= Rema S. A. =

Polish machinery manufacturer

REMA S.A. (REMA Share Company) is a manufacturer of machines for processing wood and wood-based materials, located in Warsaw, Poland. The company produces circular sawing machines especially designed for sawing boards for the furniture industry. The company’s headquarters is in the town of Reszel (Warmińsko-mazurskie province).

==History==

The enterprise was established in the middle of the 19th century as a foundry.

In the period between World Wars I and II, the company manufactured agricultural machines and devices. After the annexation of Northern Lands in 1945 to Poland, the company was one of the first industrial plants activated in the territory of what was then Olsztyn Province.

At first smithy begun to work in June 1945. In November 1945 the firm was taken over by the state-owned Northern Trust of Agricultural Machines in Gdańsk. Then, a new profile of production was opened: agricultural machines and machine tools for processing of peat.

The company accepted its new name: State Factory of Agricultural Machines. Three years later the factory was assigned to Management of Local Industry in Olsztyn and changed its name to "Mechanical Plant and Foundry". Production then began to diversify further. The company started producing builder's hoisting winches as well as machines and devices for the manufacture of litter peat. On January 1, 1975, the firm was taken over by the Management of Industrial Machinery for Forestry and changed its name to Reszel’s Plant of Industrial Machinery for Forestry (being still a part of the Trust structure).

In the period between 1953-62 the production program became extremely varied.
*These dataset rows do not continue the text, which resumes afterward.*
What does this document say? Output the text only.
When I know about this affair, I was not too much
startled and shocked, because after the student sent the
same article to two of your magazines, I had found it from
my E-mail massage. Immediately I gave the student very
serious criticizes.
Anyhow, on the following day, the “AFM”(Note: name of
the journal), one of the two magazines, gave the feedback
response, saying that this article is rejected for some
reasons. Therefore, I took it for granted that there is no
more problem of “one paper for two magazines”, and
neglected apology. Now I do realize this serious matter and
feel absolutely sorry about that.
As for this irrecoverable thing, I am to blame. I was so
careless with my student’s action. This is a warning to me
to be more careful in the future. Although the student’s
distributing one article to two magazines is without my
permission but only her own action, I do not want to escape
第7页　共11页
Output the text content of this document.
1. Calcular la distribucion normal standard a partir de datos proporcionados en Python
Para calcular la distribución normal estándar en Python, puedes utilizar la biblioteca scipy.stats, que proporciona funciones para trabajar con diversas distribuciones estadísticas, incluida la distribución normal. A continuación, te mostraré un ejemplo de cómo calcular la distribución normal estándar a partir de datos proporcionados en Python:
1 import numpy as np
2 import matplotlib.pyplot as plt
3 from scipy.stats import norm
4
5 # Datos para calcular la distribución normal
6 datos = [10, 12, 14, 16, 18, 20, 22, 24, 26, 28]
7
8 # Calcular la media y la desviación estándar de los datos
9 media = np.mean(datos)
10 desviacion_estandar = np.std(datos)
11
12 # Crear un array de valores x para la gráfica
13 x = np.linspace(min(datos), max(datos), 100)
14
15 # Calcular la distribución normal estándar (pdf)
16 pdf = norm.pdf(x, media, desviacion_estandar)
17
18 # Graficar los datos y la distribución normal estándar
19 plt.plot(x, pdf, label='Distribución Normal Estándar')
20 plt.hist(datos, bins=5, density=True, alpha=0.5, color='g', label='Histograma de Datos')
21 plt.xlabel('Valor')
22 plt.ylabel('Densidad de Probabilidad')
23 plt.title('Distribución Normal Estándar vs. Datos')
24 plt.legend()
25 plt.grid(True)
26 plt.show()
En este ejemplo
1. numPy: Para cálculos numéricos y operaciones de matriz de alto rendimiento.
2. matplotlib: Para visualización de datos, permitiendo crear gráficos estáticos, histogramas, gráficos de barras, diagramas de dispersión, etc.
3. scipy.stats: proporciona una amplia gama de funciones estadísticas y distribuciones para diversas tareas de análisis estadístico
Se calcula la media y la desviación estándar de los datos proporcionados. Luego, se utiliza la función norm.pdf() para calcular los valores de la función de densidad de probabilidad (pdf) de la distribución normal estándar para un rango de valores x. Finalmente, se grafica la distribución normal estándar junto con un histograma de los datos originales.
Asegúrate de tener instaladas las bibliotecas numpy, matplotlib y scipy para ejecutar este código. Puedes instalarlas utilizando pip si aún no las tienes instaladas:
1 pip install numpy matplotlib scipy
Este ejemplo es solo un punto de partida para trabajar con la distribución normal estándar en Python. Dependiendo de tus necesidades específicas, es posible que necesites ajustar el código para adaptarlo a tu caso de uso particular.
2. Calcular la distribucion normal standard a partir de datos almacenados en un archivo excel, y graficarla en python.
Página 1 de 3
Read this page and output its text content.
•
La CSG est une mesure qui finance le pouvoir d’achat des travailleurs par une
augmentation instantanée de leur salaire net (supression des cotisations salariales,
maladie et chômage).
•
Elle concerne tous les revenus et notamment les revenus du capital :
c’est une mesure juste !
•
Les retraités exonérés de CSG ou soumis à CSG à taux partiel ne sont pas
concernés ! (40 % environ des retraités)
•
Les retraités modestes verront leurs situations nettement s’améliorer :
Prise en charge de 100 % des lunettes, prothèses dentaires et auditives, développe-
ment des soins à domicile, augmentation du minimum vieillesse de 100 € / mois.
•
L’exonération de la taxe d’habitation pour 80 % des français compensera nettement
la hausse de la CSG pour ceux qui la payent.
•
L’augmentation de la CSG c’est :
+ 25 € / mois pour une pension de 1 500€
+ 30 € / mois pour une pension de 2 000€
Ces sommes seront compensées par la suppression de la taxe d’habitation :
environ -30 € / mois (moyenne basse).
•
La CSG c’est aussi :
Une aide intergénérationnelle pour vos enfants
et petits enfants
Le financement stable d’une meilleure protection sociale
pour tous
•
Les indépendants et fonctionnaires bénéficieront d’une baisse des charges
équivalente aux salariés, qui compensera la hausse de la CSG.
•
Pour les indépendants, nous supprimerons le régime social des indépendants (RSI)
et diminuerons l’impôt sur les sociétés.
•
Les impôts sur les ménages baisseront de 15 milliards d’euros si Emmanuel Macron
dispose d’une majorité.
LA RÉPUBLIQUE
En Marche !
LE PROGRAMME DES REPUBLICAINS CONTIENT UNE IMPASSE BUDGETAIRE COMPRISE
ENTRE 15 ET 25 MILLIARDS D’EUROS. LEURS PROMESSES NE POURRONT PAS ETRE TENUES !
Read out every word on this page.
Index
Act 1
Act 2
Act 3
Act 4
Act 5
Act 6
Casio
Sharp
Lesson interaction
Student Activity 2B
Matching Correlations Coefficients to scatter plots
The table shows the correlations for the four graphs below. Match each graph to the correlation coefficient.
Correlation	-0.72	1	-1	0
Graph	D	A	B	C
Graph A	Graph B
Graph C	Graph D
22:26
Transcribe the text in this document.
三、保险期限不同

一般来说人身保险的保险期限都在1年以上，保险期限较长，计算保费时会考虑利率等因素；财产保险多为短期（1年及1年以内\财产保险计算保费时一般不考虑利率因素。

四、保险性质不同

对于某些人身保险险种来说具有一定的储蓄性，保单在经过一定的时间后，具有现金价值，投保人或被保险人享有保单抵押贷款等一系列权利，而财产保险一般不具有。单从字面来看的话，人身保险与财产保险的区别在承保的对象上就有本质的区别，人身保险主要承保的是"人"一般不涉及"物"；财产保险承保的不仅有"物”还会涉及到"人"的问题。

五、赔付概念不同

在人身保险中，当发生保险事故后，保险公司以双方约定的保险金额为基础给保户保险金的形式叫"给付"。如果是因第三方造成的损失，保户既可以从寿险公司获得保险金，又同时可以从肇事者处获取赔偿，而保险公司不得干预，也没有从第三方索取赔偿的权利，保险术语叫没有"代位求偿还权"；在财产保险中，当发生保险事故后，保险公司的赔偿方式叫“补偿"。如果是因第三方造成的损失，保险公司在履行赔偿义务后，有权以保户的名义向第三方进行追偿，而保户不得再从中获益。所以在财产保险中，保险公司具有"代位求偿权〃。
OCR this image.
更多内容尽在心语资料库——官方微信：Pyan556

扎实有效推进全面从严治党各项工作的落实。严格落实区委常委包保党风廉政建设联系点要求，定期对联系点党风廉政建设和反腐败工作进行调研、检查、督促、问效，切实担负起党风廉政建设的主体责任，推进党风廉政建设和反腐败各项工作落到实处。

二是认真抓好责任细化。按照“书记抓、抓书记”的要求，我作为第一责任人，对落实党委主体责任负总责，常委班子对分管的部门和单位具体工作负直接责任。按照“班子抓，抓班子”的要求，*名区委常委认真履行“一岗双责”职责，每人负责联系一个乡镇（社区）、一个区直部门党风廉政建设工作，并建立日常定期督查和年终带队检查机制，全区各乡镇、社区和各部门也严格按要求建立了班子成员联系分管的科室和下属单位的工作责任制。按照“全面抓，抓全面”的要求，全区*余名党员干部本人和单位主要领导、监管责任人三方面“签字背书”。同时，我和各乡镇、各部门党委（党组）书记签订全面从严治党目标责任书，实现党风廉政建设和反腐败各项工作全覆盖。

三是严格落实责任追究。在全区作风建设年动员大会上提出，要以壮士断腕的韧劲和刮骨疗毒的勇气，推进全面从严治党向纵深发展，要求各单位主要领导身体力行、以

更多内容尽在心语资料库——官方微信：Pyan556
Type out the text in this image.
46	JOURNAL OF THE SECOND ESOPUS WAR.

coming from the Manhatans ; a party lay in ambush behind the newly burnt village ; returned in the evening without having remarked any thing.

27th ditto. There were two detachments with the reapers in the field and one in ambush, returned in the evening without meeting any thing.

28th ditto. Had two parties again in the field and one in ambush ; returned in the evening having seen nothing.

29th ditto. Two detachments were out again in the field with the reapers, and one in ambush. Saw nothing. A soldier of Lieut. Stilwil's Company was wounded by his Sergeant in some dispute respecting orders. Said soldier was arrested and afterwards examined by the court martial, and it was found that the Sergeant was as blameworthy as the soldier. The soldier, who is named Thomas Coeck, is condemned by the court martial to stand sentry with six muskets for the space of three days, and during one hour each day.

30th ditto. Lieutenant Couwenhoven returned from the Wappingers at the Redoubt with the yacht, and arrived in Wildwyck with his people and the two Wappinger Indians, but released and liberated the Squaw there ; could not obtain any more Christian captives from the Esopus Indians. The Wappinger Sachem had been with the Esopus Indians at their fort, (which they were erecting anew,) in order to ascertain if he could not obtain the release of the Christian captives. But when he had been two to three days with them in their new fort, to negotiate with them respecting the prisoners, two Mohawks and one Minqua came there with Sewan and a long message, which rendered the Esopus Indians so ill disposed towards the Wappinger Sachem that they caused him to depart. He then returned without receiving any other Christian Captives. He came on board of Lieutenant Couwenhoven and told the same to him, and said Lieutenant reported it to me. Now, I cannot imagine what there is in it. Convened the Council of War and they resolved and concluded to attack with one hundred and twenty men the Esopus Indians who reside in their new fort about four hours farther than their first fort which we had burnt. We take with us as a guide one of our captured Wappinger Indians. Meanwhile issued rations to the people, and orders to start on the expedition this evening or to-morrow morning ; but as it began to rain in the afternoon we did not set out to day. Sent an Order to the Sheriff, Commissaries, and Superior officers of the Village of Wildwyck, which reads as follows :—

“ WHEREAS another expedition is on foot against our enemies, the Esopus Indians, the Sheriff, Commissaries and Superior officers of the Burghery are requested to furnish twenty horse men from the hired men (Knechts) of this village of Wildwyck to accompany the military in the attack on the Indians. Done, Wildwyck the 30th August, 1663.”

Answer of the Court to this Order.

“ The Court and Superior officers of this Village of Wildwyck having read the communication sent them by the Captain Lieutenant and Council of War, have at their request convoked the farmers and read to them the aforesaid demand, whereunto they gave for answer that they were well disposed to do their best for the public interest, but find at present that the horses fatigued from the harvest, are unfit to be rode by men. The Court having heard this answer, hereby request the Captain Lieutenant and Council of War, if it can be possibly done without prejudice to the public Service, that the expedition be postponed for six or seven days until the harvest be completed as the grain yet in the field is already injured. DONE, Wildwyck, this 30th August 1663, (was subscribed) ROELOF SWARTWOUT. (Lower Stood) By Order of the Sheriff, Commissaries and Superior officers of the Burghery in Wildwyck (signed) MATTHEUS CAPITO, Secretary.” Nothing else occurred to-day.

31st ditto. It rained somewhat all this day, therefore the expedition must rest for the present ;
Aside from a line of simple devices (wheeled sets, special benches, hoisting winches), there was also an assortment of high accuracy and precision products (air-compressors, tractors, hydraulic pumps, circular sawing machines).

Since 1963, after the Trust decided to distribute production of machine tools for wood over several factories in Poland, the company began to specialise in the production of circular sawing machines, shredders and fragmentisers for processing wood and wood-based materials.

From 1973 to 1985 the factory was intensively enlarged. A new foundry started production of cast iron. New productive halls were built and in 1983 a new division was opened in Bisztynek, producing farmer’s circular saws.

In December 1990 the enterprise was transformed into legal form of Share Company, owned solely by the Treasury of the State, and changed its name to REMA S.A. (REMA Share Company).

==Present activity==
Rema services, repairs and sells spare parts for woodcutting machine tools. The primary line of products is the circular sawing machines with under-cutting spindle (scoring unit) for wood and chipboards. The company also produces cross-cutting circular saws, builder's circular saws, angular saws, radial arm saws, multi-blade rip saws, multi-functional machine tools and dust extractors. The foundry department produces cast iron: grey, nodular and alloy.